Oyun görüşü, futbol aklı, futbola bakış açısı ve karakteriyle gerçekten hem İtalyanlar hem de tüm dünya için yeri bambaşka olan bir isim. Zekasıyla sahadakilerden her zaman bir, hatta beş adım öndeydi. Beyniyle ayaklarına hükmeden, gerçek bir futbol dahisiydi.



Il Regista şimdilerde teknik direktörlük yapmakta. Fakat hocalık kariyeri, en azından şimdilik pek de istediği gibi başlamadı. İtalya’da çok büyük hocalara baktığımız zaman hepsi ya Serie C, ya da Serie B’de kendilerini kanıtlamak zorunda kaldılar. Benim için dünyanın en iyi 3 teknik direktöründen biri olan Conte, kendisini kanıtlamak için yıllarca Serie B’de mücadele etti. Keza Allegri, Sarri, De Zerbi gibi isimler de yıllarca Serie C, Serie B’de kendilerini kanıtlamaya çalıştılar. İtalya’da başarılı bir teknik direktör olmak için öncelikle alt liglerde biraz dayak yemek gerekiyor. İşte Andrea Pirlo’nun en büyük eksiği bu bence.
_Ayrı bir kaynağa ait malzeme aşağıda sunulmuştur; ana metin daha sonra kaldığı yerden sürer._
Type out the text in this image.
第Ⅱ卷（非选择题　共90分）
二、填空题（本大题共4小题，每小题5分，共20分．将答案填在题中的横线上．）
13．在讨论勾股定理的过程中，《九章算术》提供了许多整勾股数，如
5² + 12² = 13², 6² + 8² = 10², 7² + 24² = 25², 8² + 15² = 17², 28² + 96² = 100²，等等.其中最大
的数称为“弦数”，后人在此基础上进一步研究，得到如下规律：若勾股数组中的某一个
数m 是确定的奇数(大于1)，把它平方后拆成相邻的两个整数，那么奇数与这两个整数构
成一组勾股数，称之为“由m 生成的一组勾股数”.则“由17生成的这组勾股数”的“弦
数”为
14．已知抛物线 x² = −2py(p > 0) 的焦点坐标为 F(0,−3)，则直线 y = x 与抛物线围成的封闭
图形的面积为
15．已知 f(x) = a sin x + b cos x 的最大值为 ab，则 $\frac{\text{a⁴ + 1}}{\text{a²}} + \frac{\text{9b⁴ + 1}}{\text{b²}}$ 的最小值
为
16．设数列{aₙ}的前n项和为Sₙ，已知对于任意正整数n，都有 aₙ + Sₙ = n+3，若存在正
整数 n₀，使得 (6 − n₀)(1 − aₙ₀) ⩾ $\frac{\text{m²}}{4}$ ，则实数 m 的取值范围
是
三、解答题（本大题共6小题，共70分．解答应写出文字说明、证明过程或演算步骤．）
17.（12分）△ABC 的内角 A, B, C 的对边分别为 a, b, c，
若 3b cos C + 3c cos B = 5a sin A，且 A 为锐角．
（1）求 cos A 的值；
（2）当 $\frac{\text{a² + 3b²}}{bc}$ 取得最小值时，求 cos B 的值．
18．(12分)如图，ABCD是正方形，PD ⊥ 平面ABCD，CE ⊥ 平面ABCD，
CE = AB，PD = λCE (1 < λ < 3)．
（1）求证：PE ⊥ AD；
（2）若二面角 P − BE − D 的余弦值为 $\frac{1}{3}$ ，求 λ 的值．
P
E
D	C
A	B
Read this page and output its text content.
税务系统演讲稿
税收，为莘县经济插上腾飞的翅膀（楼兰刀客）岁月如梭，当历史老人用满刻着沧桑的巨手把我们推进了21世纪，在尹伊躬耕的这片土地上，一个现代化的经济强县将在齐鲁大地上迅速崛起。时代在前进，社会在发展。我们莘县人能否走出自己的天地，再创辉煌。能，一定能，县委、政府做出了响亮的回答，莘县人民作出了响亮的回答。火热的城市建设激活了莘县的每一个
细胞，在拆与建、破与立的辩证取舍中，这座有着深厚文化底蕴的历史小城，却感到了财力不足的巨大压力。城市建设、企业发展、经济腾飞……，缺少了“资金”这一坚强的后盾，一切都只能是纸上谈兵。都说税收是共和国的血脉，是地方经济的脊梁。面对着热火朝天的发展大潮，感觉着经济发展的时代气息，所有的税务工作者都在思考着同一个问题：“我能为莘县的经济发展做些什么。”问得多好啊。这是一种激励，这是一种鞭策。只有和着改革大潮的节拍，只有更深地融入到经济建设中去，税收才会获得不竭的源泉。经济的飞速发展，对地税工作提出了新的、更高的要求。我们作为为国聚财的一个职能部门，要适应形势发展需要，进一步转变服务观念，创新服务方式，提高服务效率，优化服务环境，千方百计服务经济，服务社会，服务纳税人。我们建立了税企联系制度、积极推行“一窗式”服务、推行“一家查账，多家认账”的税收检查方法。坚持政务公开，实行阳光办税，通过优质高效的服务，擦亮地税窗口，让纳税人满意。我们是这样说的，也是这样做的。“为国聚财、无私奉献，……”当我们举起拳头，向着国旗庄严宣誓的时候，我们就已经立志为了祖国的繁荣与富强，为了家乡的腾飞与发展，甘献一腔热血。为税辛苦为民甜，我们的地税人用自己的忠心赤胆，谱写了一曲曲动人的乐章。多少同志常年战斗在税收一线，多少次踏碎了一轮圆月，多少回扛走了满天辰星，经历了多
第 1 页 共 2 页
 Bu hatada hem Juventus yönetimi ve yönetimin plansızlığı, hem de Pirlo’nun sabırsız davranışı her iki tarafa da çok şey kaybettirebilir. Belki de bu karar Pirlo’nun hocalık kariyerinde büyük yerlere gelmesini biraz daha uzatabilir.  Hatırlarsanız Sarri, Juventus’u çalıştırdığı dönemde, Pirlo Juventus’un 23 Yaş Altı Takımı’nı çalıştırması için göreve getirilmişti. Sarri ile yollar ayrılınca, hiçbir teknik direktörlük tecrübesi olmayan, teknik direktörlüğü geçtim yardımcı antrenörlük bile yapmayan Pirlo’yu Juventus gibi İtalya’nın en büyük kulüplerinden birinin başına geçirdiler. Bunu da, her ne kadar şampiyon olsalar da kötü bir futbol oynanan ve kafalarda bazı soru işaretlerinin olduğu bir dönemde yaptılar.

 Nitekim Juventus, Pirlo yönetiminde ligin ilk 7 haftasında yoluna namağlup devam etse de, topladığı 13 puanla 5. sırada. Belki işler şu an için matematiksel olarak kötü gitmiyor fakat oynanan oyun, Juventus taraftarını pek memnun etmiyor. Sarri ile başlayan, Juventus DNA’sına aykırı olan hücum futbolu, Pirlo ile kaldığı yerden devam etmeye çalışıyor. Çalışıyor diyorum çünkü şu ana kadar izlediğim hiçbir Juventus maçında heyecanlanıp yerimden kalkmadım. Şimdilik sadece Ronaldo’nun ayağına bakan bir takım görüntüsü çizdiler.

 Pirlo’nun ne oynatmak istediğine dair aslında elimizde pek bir şey yok. Şu ana kadar da Pirlo bize sahada belli bir şey gösteremedi. Sezona 3-4-3 ile başladı, bazen 4’lü savunmaya döndü, 3-4-1-2, 3-4-2-1 gibi formasyonlar denedi fakat istediği oyunu sahaya pek yansıttığını düşünmüyorum. Hocanın şu an elinde kaliteli bir planı yok. Sarri’nin en büyük problemlerinden biri olan tempo sorununa da şu ana kadar çözüm bulamadı.

Juventus’a herhangi bir sempatim yok, hatta artık şampiyon olmalarını bile istemiyorum. Çünkü Serie A’da yeni bir şampiyon görmek, İtalya futbolunun cazibesini tekrardan bir adım yukarı çıkaracaktır. Aynı zamanda rekabet, her zaman olumlu anlamda bir değer katar.

 Fakat Pirlo’nun başarılı olmasını, şampiyonluklar yaşamasını istiyorum. Çünkü hayatımda hayranlıkla izlediğim, bu kadar büyük sempati duyduğum başka bir isim daha yok. Umuyorum Pirlo, milli aradan sonra daha farklı, tempolu ve planı olan bir oyun bizlere sunar ve İtalya futbolunda önemli yerlere gelir. 2006 Dünya Kupası’nın kazanılmasında yaptığı katkıyı belki gelecekte teknik direktör olarak yapar. Kim bilir?